"Ah, yes, Herr Count, if I could talk like that; but I can't."

"And are not all your thoughts already known to Him who reads all hearts? It does not require the absolution of a priest to admit you to His paradise."

But Henry refused to be comforted; his eyes burned with the fire of terror as he moaned again and again:

"I shall be damned! I shall be damned!"

Count Vavel now lost all patience, and, forgetting himself in his anger, exclaimed:

"Henry, if you persist in your foolishness you will deserve damnation. Did not you say so yourself, when you pledged your word to me on that eventful day? Did you not say, 'The wretch who would become a traitor deserves to be damned'?"

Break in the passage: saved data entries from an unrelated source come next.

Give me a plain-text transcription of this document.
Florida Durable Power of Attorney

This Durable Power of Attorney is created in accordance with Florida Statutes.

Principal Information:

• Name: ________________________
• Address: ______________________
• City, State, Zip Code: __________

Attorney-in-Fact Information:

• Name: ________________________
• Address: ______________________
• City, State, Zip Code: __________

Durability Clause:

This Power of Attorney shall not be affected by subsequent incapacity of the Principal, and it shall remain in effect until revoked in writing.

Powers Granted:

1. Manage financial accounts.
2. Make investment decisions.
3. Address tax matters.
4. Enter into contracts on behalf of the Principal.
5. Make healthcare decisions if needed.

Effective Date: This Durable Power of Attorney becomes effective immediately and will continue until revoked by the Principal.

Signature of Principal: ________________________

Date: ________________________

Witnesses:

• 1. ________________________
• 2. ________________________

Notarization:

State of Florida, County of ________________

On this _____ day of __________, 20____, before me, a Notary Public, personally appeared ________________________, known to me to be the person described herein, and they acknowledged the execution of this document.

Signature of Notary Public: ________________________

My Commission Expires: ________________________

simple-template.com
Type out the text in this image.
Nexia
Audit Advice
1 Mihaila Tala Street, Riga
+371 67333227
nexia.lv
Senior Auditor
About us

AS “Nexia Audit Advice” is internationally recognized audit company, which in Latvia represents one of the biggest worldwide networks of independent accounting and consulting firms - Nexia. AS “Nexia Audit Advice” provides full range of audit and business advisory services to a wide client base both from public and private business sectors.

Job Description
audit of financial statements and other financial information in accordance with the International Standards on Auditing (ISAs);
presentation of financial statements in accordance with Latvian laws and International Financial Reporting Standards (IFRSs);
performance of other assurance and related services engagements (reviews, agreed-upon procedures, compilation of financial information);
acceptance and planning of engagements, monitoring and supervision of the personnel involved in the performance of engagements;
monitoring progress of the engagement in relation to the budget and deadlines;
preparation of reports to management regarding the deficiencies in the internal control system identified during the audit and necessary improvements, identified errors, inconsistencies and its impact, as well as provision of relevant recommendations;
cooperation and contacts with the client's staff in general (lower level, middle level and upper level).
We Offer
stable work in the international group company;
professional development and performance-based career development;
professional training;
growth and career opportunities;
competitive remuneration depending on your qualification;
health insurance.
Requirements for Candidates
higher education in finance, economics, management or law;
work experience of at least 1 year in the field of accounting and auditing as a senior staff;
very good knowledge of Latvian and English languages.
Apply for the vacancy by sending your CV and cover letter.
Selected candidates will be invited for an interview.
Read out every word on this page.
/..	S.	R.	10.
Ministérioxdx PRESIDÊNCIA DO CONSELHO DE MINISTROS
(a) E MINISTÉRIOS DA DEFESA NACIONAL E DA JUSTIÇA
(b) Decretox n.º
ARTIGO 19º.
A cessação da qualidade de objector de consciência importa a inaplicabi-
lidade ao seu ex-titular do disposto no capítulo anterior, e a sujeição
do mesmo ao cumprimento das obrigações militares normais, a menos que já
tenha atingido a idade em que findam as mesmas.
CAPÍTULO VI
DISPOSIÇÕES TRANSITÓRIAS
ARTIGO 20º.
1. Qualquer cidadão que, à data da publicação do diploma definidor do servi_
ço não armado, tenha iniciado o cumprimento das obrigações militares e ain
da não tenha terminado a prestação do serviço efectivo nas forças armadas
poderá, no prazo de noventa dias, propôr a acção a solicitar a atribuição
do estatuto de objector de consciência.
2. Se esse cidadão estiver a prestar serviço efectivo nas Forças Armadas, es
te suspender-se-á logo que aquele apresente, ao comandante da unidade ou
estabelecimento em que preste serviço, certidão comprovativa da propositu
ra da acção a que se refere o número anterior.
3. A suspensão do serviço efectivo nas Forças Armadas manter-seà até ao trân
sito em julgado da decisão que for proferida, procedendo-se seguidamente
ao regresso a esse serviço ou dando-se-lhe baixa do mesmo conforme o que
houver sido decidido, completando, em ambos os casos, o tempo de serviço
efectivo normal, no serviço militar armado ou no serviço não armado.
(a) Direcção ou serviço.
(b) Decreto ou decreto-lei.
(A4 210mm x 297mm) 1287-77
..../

With these words he rose and strode toward the door. But ere he reached it his feeling heart got the better of his anger. He turned and walked back to the bed, took the dying man's ice-cold hand in his, and said gently:

"My old comrade—my brave old companion in arms! we must not part in anger. Don't you trust me any more? Listen, my old friend, to what I say to you. You are going on before to arrange quarters; then I will follow. When I arrive at the gates of paradise, my first question to St. Peter will be, 'Is my good old comrade, the honest, virtuous Henry, within?' And should the sainted gatekeeper reply, 'No, he is not here; he is down below,' then I shall say to him, 'I am very much obliged to you, old fellow, for your friendliness, but a paradise from which my old friend Henry is excluded is no place for me. I am going down below to be with him.' That is what I shall say, so help me Heaven!"

The sufferer who stood on the threshold of death strove to smile. He could not return the pressure of his master's hand, but he slowly and with painful effort turned his head so that his cold lips rested against the count's hand.

"Yes—yes," he whispered, and his dim eyes brightened for an instant. "If we were down there together—you and I—we should not have to stop long there; some one with her prayers would very soon win our release."